10. The new mother fears or thinks she is not a good mother.
11. Feelings of hopelessness, inadequacy, shame, guilt arise in the mother.
12. Decreased ability to think clearly, concentrates, or makes decisions.
13. Restlessness, severe anxiety and anxiety or panic attack problems occur.
14. Thoughts of hurting yourself or harming the child act.
15. Repeated thoughts of death or suicide act.
Symptoms of postpartum psychosis:
It’s a rare condition that usually develops within the first week after delivery.
1. Confusion and disorientation problems. Can’t understand where he is.
2. Obsessive thoughts about the child. Like this baby is not hers, can’t stand the baby, many times think it is the devil’s baby etc.
3. Hallucinations (seeing or hearing things that are not real) and delusion (strange thoughts or beliefs that are unlikely to be true)
4. Excessive energy and movement – talking and thinking too much or too quickly.
5. Paranoid or overly suspicious tendencies. For example, someone will kill the child; harm him or people in the family suspect the husband.
Postpartum psychosis is life-threatening and requires immediate treatment.
Postpartum depression in fathers:
A common misconception is that postpartum depression is not only for new mothers or fathers. But postpartum depression is also seen among new fathers. Fathers may also experience sadness or fatigue, anxiety, and changes in their normal eating, drinking, and sleeping patterns—postpartum depression occurs in both mothers and fathers.
Fathers who are young, have a history of depression, have experienced relationship problems, or are struggling financially are most at risk for postpartum depression. Postpartum depression in fathers is called paternal postpartum depression and has the same negative impact on relationships and child development as postpartum depression in mothers. In that case, the father should also take psychiatric treatment.

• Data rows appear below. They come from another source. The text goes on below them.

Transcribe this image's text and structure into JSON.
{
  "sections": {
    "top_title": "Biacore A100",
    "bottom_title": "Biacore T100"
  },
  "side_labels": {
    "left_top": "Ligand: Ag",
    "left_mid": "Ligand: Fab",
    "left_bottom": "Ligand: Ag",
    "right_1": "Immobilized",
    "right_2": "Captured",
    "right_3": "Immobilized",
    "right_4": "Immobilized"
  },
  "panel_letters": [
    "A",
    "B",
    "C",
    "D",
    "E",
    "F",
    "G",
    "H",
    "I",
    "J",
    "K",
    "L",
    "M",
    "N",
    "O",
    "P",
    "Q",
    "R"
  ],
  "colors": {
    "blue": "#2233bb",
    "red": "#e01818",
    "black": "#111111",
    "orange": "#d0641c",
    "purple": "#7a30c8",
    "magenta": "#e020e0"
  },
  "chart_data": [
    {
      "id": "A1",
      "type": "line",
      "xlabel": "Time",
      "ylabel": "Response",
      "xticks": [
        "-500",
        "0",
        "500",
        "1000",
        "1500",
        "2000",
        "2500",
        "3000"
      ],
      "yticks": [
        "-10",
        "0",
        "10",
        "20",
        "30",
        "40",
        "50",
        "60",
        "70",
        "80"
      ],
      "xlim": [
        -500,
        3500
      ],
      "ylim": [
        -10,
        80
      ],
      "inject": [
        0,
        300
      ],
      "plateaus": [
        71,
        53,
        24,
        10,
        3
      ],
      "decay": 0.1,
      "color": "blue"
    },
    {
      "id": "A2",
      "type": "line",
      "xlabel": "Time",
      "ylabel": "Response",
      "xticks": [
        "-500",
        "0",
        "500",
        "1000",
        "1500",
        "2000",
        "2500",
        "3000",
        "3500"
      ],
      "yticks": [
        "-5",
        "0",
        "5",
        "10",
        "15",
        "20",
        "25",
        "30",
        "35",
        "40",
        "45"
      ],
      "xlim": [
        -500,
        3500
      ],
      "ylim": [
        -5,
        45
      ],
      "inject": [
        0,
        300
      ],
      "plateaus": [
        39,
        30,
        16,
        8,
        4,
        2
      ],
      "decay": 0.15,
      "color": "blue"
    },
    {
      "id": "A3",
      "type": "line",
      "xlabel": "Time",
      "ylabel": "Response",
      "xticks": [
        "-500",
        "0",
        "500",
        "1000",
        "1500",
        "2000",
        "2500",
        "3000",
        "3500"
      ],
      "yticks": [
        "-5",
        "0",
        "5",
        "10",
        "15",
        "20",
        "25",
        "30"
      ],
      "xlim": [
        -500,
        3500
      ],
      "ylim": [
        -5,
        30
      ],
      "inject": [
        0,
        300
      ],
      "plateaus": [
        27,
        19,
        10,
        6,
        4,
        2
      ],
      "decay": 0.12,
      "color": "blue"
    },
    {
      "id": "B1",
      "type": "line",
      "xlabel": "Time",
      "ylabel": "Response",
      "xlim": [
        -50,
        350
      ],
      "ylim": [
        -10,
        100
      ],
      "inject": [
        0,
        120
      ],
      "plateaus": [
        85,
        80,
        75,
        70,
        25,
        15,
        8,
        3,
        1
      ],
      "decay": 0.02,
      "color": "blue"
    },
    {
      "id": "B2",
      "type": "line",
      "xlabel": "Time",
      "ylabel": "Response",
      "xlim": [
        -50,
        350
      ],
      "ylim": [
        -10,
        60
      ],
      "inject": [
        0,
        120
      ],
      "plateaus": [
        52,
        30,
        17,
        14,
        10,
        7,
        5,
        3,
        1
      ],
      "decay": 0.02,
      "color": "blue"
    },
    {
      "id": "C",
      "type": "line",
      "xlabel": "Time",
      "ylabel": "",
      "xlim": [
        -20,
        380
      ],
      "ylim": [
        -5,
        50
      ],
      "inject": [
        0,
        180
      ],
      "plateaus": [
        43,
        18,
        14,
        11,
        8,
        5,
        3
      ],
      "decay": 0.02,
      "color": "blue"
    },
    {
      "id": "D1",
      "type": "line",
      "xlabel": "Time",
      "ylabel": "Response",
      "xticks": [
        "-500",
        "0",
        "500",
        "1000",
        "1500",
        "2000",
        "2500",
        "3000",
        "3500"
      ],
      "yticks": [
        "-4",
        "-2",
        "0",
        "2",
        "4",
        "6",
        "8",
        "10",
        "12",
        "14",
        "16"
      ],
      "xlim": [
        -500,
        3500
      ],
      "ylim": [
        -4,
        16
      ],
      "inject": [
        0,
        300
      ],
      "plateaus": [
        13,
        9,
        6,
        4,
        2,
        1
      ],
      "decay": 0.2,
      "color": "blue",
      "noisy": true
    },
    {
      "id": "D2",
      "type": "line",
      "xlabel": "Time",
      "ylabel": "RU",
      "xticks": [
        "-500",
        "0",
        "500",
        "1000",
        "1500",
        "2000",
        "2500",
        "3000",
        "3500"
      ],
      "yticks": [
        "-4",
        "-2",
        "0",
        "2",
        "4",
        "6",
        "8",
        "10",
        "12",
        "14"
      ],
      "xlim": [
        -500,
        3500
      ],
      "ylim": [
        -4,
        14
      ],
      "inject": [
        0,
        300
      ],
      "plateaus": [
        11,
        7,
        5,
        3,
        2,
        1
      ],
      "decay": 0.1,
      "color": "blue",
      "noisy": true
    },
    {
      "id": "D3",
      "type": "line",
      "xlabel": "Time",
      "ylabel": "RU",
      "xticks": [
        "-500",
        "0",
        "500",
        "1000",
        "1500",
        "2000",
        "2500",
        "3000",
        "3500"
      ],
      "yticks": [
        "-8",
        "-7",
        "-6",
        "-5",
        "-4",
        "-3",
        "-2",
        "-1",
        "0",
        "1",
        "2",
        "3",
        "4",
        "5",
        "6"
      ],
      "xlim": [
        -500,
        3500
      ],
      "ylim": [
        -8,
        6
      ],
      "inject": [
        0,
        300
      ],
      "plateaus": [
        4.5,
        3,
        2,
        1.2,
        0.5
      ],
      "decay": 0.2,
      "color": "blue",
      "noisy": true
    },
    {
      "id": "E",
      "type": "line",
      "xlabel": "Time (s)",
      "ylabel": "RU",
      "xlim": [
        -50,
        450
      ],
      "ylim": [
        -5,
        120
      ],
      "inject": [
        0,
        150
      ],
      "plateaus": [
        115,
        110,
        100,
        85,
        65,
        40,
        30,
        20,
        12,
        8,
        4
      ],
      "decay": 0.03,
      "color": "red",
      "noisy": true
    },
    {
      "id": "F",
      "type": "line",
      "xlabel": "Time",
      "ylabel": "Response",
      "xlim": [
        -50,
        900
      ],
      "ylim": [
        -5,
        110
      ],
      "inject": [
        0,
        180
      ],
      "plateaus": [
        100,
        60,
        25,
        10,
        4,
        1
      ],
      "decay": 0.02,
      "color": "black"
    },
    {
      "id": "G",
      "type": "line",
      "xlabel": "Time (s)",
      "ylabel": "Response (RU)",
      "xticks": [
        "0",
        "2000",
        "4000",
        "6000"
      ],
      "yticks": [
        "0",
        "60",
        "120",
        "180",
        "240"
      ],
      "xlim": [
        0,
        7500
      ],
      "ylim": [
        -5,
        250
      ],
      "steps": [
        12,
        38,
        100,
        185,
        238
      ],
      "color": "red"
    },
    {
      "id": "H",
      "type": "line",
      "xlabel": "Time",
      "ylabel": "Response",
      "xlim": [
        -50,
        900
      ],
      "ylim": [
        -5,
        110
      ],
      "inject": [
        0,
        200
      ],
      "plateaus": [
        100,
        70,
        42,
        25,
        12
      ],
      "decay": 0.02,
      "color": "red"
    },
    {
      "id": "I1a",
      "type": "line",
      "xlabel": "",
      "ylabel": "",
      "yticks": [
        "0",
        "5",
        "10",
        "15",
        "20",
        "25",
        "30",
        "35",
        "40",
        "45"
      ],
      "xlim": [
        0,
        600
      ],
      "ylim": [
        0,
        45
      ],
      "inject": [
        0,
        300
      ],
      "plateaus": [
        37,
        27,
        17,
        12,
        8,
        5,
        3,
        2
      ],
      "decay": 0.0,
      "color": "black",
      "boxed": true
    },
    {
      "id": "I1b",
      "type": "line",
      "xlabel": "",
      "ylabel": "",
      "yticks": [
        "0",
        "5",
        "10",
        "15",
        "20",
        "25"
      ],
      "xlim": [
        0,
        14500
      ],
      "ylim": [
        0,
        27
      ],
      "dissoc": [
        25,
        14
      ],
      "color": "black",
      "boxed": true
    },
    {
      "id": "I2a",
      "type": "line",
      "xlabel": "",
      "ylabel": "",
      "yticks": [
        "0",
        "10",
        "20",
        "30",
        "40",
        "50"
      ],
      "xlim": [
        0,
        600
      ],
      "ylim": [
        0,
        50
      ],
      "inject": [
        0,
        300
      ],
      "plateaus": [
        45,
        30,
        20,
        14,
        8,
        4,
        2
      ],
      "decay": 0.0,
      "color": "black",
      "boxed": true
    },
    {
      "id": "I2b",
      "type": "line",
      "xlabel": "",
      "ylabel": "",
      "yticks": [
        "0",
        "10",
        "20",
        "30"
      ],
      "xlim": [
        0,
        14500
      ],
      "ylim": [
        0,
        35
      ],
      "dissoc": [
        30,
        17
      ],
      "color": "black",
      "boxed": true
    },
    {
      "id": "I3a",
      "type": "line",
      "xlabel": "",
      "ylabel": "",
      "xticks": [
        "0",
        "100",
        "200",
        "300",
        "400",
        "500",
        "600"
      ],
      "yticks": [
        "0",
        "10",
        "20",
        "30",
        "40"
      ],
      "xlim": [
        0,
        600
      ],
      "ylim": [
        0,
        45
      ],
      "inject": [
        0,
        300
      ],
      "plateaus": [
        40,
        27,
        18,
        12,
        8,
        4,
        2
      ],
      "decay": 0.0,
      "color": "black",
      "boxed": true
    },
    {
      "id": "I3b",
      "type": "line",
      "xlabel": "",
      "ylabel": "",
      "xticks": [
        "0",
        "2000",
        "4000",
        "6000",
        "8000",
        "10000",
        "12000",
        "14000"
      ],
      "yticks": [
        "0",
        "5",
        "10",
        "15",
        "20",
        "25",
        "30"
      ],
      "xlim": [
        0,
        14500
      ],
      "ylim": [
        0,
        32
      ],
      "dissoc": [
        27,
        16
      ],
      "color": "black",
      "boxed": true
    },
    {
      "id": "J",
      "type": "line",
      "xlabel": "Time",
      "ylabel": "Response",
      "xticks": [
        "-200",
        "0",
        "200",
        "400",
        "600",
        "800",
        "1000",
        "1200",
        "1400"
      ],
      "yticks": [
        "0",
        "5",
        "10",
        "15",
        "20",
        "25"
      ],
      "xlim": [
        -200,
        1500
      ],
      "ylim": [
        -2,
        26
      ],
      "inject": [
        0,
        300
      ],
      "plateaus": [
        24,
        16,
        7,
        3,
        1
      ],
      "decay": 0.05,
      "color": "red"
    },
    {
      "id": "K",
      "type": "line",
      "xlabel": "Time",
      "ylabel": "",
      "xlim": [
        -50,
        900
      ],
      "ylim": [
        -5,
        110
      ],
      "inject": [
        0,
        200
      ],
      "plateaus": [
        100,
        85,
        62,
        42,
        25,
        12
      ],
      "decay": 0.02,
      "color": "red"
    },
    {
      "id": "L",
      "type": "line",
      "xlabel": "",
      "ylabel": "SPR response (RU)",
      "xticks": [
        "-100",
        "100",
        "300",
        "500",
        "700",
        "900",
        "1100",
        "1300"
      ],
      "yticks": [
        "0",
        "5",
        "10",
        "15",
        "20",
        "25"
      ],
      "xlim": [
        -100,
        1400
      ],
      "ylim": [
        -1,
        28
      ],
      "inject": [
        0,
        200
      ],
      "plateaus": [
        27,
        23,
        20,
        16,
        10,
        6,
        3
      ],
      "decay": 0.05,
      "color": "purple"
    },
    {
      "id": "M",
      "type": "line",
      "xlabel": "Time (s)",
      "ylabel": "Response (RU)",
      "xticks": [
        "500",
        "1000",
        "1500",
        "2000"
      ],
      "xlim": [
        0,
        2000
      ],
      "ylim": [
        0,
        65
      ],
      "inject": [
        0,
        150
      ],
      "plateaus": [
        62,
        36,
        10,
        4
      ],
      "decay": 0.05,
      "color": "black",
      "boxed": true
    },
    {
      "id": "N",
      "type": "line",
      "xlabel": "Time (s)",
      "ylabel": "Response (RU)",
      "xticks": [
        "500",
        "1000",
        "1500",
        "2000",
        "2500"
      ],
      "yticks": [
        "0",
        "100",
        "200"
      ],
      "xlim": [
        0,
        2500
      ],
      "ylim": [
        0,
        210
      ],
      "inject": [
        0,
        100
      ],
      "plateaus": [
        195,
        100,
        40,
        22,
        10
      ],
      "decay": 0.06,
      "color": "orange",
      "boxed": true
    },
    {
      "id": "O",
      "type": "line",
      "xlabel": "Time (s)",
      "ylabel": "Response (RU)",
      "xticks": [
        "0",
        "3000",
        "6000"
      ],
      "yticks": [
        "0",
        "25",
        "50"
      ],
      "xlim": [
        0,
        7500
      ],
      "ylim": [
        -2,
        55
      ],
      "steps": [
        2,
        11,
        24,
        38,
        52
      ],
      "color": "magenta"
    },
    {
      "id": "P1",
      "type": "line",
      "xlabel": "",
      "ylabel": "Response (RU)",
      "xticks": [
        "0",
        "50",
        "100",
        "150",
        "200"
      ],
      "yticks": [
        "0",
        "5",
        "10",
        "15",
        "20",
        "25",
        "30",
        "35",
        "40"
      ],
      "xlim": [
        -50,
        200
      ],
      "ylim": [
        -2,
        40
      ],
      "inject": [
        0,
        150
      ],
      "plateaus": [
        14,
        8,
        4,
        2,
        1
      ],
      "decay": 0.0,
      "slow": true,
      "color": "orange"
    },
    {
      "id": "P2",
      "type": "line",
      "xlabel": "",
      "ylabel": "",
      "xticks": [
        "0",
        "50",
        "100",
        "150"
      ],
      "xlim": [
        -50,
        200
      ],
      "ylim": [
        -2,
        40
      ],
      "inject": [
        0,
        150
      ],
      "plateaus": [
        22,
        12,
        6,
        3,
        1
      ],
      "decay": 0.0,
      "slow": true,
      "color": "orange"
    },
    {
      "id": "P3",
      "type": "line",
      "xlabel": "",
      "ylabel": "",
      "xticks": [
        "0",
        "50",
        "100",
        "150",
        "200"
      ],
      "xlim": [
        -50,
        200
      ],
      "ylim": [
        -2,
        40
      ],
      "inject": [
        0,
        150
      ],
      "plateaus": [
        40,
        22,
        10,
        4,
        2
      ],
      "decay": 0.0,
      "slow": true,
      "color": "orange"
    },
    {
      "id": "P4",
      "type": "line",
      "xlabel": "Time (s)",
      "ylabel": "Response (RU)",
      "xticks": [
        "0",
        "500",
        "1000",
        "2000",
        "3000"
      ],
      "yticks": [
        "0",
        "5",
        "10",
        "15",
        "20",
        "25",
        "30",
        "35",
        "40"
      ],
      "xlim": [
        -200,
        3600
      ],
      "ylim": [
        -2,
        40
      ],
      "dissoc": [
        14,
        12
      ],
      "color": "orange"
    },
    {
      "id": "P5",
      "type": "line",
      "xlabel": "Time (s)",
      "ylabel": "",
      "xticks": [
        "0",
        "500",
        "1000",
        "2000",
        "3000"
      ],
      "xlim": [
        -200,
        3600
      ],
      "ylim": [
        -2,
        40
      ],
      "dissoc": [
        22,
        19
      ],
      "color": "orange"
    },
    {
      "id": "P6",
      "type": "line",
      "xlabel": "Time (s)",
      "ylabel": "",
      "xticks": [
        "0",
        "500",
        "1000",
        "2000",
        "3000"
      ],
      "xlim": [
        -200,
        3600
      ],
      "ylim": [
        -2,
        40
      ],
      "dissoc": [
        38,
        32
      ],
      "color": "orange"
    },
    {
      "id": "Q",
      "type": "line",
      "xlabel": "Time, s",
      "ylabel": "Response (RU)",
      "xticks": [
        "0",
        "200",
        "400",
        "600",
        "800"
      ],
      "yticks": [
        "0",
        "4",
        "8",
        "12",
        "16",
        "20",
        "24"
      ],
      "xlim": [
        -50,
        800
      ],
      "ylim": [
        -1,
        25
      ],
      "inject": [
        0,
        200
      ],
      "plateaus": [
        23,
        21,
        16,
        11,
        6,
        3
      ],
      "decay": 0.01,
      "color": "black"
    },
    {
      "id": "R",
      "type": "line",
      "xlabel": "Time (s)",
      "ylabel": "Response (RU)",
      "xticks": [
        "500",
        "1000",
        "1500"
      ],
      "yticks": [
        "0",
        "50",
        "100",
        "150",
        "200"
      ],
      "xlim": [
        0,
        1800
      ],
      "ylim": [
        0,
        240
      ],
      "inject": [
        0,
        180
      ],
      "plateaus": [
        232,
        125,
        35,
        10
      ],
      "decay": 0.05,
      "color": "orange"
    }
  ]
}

When to see a doctor, psychologist, and psychiatrist:
If the above-mentioned symptoms persist for more than 2 weeks after birth, or psychosis symptoms appear, the mother tries or thinks of harming herself and the child, or has thoughts of suicide, and then she should see a doctor, psychologist, psychiatrist without delay.
Reasons of postpartum depression :
Postpartum depression has no single cause, but physical and emotional problems play a role.
Physiological changes: After delivery, the body undergoes rapid changes in hormones (estrogen and progesterone) resulting in other hormones produced by the thyroid gland can decrease too quickly – leading to tiredness, malaise and depression.
Emotional problems: When sleep problems occur, even minor problems can be difficult to manage. Perhaps he/she worry about caring for the newborn. You may feel less attractive, struggle with your sense of identity, or feel that you have lost control of your life. Any of these problems can contribute to postpartum depression.
Psychosocial factors: If the mother has previous depression, bipolar mood disorder, family history of mental illness, high stress during pregnancy, health problems of the child, colic or twin babies, problems in breastfeeding, relationship problems between husband and wife, It can be due to lack of family support, financial problems, unplanned pregnancy, unplanned or unwanted pregnancy, complications during childbirth etc.
Treatment of postpartum depression:
1. Medicine: Must be taken under the advice of a doctor or psychiatrist.
2. Psychotherapy: Definitely get psychotherapy by seeing a good clinical psychologist or a good professional psychologist.
Some general things should be followed:
1. Get as much rest as you can.
2. Get help from family and friends.
3. Connect with other new moms.
4. Make time to take care of yourself.
5. Avoid alcohol and recreational drugs, which can worsen mood.
Are you worried about postpartum appetite loss?
All those mothers who are thinking of the postpartum appetite loss can follow the above points. If you do not find a solution, then consult a specialist.
Untreated, postpartum depression can cause problems in mother-child-father bonding and family problems. So we should take it seriously.